If you see a 28-foot-high marijuana joint fashioned from a car on the side of the Courtyard Marriott at 934 16th Street, don't be alarmed — or inspired. Part of a giant billboard installed today, the joint is just the latest ploy by the Colorado Department of Transportation to push its Dangerous Combinations campaign.
The campaign, which launched in May, is part of the larger Drive High, Get a DUI program, and is designed to cut down on the number of people driving while high. Drive High, Get a DUI was established soon after Colorado legalized recreational marijuana; the first year of the program worked to educate people that they could get a DUI if they drove high.
"A lot of people didn't know," says Sam Cole, safety communications manager at CDOT. "Twenty percent of the DUIs the state patrol hands out are for marijuana, and we have more officers trained to detect that than ever before."
The campaign's message is simple: Driving high is dangerous and illegal. In a self-reported survey conducted last year, CDOT found that "55 percent of marijuana users drove high an average of seven days per month,"the department says.
In a separate analysis, the Colorado State Patrol found that so far this year, "nearly one out of every five DUIs in Colorado involves marijuana."
Since the start of Dangerous Combinations, CDOT has teamed up with dispensaries across the state to display educational posters where marijuana is being purchased; next month it will have safety messages printed on rolling papers.
But this is the first time the campaign has used a 3-D billboard — not to mention one that glows at night.
"The top of it will glow red at night so it'll either look like a car on fire or a lit joint," explains Cole. The downtown Marriott location was chosen for the billboard because there are six dispensaries within a mile radius — and plenty of tourists who could be shopping for pot.
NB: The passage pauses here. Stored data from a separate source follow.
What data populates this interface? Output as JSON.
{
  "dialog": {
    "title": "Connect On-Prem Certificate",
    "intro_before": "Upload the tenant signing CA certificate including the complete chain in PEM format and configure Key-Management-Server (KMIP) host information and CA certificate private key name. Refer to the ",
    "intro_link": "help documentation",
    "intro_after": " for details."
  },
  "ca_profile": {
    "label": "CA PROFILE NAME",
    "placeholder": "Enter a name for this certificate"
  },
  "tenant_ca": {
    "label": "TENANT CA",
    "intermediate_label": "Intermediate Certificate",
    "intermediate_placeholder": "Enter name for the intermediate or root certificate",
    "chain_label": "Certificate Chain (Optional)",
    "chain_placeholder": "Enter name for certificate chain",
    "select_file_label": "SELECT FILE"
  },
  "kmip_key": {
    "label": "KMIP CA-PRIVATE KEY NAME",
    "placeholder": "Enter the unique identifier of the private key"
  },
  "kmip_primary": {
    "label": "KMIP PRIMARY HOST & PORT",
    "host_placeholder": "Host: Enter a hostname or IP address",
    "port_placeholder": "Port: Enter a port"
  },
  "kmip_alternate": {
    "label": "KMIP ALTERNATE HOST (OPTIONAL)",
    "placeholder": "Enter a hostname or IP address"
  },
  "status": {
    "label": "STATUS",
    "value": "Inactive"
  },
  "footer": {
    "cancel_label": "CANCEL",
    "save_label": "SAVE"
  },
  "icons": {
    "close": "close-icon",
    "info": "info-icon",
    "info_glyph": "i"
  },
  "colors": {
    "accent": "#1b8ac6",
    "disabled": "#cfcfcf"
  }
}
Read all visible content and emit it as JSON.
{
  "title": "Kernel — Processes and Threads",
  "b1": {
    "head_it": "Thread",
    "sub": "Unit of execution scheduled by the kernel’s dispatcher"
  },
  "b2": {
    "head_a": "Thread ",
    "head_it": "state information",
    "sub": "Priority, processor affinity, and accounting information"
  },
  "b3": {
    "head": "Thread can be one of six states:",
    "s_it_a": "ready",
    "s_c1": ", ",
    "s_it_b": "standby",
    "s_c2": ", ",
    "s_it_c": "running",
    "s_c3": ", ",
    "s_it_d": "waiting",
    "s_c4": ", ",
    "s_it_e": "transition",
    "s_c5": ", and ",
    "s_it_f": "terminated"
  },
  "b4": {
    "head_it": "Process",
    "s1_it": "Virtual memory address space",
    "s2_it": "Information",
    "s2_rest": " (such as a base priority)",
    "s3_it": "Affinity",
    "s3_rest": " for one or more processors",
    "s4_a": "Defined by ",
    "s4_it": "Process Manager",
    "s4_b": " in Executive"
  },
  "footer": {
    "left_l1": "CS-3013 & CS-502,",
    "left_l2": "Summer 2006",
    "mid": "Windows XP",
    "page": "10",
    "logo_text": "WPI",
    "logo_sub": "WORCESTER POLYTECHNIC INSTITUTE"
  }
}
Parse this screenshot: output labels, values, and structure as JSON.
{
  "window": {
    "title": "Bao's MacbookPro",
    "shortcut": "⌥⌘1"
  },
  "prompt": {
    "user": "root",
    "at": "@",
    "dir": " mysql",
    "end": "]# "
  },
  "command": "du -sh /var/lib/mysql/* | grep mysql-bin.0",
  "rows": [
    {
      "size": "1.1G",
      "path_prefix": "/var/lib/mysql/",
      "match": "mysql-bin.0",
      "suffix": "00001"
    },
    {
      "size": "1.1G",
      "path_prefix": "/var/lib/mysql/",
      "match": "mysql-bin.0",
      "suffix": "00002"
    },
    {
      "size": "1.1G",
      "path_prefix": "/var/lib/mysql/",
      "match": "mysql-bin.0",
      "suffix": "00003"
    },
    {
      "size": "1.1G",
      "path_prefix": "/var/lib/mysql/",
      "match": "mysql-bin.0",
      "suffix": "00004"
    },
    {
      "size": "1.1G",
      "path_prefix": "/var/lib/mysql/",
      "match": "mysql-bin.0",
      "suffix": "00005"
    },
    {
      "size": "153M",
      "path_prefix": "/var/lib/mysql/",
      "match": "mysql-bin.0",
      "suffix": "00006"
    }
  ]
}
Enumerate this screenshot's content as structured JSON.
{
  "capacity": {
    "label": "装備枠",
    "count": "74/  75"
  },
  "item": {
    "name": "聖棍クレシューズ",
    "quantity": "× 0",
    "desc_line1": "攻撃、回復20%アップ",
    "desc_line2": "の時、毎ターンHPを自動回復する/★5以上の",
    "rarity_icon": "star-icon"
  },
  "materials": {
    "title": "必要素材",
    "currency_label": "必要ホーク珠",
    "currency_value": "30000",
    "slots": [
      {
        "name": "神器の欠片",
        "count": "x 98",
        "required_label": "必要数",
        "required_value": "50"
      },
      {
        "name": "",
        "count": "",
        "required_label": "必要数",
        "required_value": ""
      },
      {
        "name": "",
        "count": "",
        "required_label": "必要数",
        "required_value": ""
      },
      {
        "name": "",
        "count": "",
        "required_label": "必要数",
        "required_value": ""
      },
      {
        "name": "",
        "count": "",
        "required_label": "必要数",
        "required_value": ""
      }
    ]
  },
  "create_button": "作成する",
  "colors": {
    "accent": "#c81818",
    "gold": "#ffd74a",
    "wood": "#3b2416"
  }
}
The line under the joint? "Hits Lead to Hits."
"A lot of visitors from out of town don't know the risks or the laws around driving high... and locals need a reminder every now and then," Cole says.
The legal limit for THC is currently 5 nanograms per milliliter of blood (although Westword proved years ago that marijuana users can be stone-cold sober with that level of THC). Blood tests are still the standard for evaluating marijuana impairment, but Colorado State Patrol troopers are now testing out new devices that will allow them to conduct a roadside test for drugs using saliva.
There are 200 Drug Recognition Experts in the state, and Cole says that officers frequently call in experts when they suspect marijuana could have been a factor in a crash. "They have really sophisticated ways to evaluate somebody that a typical officer does not," he adds.
In Colorado, the penalties for marijuana DUIs are the same as they are for alcohol DUIs.
Next year, CDOT plans to expand the campaign's reach with more targeted advertising. For example, using the location feature on your phone, CDOT will be able to send an ad reminding people about the dangers of driving while high whenever they go into a dispensary.